Let $p$ be an arbitrary discrete probability distribution on $\{1, \dots, 10\}$. We can represent such distribution by a vector indexed by by $i$ subject to the constraints $p_i \ge 0$ and $\sum^{10}_{i=1}p_i = 1$. I want to find analytically the $p$ with maximum entropy which is given by
$$ H(p) = - \sum_{i=1}^{10} p_i \log(p_i) $$
My question consists of two parts:
How do I show that the optimal $p$ is given by the uniform distribution using the Lagrange method.
Why can't the Lagrange method be used to find $p$ with minimal entropy (which I suppose is given by the dirac distribution)?
For 1. I know that the Lagrangian function associated with this constrained problem is given by
$$ \mathcal{L}(p,\lambda) = - \sum_{i=1}^{10} p_i \log(p_i) + \lambda(1 - \sum^{10}_{i=1}p_i) $$
and the respective gradient by
$$ \frac{\partial \mathcal{L}}{\partial p_i} = - \log(p_i) - 1 - \lambda $$
and
$$ \frac{\partial \mathcal{L}}{\partial \lambda} = 1 - \sum^{10}_{i=1}p_i $$
but I don't know how to continue from there.

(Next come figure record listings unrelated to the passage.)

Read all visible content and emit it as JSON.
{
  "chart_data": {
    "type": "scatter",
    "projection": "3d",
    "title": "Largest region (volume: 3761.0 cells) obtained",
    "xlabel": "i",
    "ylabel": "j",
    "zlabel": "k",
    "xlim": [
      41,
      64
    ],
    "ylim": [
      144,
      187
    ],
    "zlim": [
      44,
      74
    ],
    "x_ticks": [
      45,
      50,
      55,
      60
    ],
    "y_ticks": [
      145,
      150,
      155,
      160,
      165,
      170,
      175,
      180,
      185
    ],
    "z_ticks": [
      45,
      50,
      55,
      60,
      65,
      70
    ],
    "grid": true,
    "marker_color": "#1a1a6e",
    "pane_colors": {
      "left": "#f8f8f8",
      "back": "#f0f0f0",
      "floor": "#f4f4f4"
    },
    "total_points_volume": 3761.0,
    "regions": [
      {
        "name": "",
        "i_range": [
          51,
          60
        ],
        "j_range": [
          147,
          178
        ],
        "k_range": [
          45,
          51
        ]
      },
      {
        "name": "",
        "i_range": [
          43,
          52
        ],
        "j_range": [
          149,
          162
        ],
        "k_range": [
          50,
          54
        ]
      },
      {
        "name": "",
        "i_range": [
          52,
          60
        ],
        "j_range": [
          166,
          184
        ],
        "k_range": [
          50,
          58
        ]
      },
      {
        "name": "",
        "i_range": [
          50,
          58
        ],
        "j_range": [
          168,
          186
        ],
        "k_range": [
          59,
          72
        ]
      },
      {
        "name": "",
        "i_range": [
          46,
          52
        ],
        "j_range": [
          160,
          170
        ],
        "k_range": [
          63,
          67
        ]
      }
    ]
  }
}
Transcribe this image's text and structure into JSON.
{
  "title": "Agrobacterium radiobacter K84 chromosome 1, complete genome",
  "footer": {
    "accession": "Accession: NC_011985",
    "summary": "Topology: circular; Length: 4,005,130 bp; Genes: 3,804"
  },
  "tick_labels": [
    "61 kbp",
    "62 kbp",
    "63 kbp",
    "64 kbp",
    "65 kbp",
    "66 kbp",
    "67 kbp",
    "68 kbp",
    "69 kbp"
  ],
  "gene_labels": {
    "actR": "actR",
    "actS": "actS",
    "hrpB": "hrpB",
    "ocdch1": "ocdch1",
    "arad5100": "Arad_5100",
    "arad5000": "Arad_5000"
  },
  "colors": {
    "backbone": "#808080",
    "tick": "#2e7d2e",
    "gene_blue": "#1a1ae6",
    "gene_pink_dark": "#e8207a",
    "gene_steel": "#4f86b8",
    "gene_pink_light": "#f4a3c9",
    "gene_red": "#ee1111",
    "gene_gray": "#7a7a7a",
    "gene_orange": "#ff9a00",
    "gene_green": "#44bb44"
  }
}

The KKT conditions, which can incorporate the nonnegativity constraints, are not necessary for optimality when the objective function is not continuously differentiable. In this case the objective function is not differentiable at certain points, so those points can never be found by this method (the stationarity condition is $\log(p_i)=\mu_i-\lambda-1$ which cannot have $p_i=0$ (for some $i$) as a solution).
You can use that the minimum of a concave function over a convex set is attained at an extreme point of the convex set. This is known as the maximum principle. The extreme points are the vectors with $p_i=1$ for some $i$ and $p_i=0$ elsewhere. By comparing the function value at those points, you find that they are all globally optimal.
You should do what Nown did to find potential local optima. Then you should compare the function value with the function values at all points for which the objective function is not differentiable (or the derivative is not continuous), because the Lagrange method may not find those points. That's a lot of work here because the derivative does not exist when $p_i=0$ for at least one $i$. I would argue that the Lagrange method is just not suitable to solve this problem.
Maximizing a symmetric concave function over the standard simplex is an easy task if you follow this answer.